I support very strongly the amendment in the names of the noble Lords, Lord Turnberg and Lord Patel, to include on the board people with relevant expertise. I am pleased that the noble Lord did not go on to say exactly who should be on that board, because I believe that that would be a step too far. But to have somebody with a real background in training, education and medical research would bring great strengths to the board.
I also support Amendment 3 in the name of the noble Lord, Lord Hunt. Indeed, I support virtually all the amendments tabled by the noble Lord and compliment him on the way in which he introduced this part of the Bill. Having a registered nurse on the board is so important. If we do nothing else in terms of the Francis report, the one thing that shines through is that you need somebody within the organisation who brings to the board those issues of quality care at every level. That is really quite exciting. I hope that my noble friend will listen to the wise words of the noble Lord, Lord Hunt, and others, and ensure that nursing is given a real place at the table, because quite frankly for generations it has not been. Nurses are no longer the handmaidens and “handmasters” of other professionals. They are in fact equals.
My Lords, I support the noble Lords, Lord Hunt, Lord Turnberg and Lord Willis, in their recommendation that a registered nurse should be on the board.
An issue that Francis picked up after the report is that the nursing voices are not strong. He said he was disappointed in the response from the nurses. We now have to ensure that the nurses on the board are equipped with the knowledge and expertise to be able to speak out and hold their own. The training of senior nurses in standing at the board table and making their voices heard and understood on quality, safety and the patient experience is going to be very important. Therefore, it links very much with the leadership training, which we also need to address, in terms of their preparation. Perhaps the noble Earl will comment on that.

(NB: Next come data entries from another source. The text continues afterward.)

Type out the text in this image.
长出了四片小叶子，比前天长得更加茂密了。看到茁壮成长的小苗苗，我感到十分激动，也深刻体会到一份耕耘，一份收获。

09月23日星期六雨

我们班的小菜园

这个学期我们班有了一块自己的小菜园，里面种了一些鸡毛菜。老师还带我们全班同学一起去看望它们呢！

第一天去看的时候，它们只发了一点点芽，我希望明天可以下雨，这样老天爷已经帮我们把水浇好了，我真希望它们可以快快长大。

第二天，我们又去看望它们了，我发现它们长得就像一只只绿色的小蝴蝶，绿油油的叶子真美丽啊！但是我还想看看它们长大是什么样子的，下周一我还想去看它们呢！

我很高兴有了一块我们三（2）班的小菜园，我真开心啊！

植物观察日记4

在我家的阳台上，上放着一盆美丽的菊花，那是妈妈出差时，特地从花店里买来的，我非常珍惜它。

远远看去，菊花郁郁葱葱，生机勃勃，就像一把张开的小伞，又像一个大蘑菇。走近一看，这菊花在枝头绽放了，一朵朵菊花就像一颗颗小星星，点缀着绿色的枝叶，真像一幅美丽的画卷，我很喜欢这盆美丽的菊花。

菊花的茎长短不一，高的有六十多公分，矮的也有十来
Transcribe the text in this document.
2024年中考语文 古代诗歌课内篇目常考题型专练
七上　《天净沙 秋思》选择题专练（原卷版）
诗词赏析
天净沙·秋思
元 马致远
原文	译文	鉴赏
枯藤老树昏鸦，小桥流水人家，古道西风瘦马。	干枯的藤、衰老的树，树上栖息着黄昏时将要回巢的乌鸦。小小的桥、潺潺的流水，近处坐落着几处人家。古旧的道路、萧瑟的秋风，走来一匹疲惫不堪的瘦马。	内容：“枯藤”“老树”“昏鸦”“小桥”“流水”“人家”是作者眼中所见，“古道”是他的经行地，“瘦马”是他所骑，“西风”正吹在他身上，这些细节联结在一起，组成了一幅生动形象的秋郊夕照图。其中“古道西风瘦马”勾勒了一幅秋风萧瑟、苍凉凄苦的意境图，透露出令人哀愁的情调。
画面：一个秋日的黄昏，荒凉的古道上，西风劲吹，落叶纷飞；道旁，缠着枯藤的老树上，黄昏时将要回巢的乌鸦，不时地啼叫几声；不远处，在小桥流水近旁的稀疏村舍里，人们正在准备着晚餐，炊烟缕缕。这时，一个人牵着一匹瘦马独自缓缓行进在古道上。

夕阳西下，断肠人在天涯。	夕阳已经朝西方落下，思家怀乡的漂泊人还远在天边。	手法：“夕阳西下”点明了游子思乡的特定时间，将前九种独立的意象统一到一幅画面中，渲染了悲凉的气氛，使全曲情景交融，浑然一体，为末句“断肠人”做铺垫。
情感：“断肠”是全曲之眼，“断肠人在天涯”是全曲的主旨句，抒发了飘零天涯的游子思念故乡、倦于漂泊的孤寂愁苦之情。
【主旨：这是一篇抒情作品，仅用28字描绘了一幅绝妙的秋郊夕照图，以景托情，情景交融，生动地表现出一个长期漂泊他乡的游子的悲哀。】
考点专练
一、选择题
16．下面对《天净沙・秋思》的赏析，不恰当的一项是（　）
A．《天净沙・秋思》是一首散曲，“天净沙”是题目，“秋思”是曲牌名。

It will certainly be open to the board of HEE to establish an advisory committee that specialises in unregulated professions. Although, again, I cannot make a firm commitment about that, the very fact that we are dealing with a workforce of substantial size on which the NHS crucially depends—I am now talking about healthcare support workers—means that it would be very surprising indeed if the board were not to have some form of specialist advisory service to inform its decisions.
Before we finish debating this group of amendments, will my noble friend reflect on what he has just said about regulation? One of the traps we fell into with the Health and Social Care Bill—I do not think that it was intentional, it just happened—was that so much was promised in regulation that it was not until we started discussing the regulations that we saw what we had not done in the Bill. Perhaps it would be helpful to produce draft regulations as we go along before Report, so that we know what we are including in the regulations.
It may not surprise my noble friend to know that I asked my officials the self-same question, because I anticipated an appetite for draft regulations. I am, unfortunately, not in a position to make that promise, much as I would like to do so, because there may not be the necessary time available for the regulations to be drawn up in draft. However, I will take back the strength of my noble friend’s request and see whether there can be any reconsideration of that point.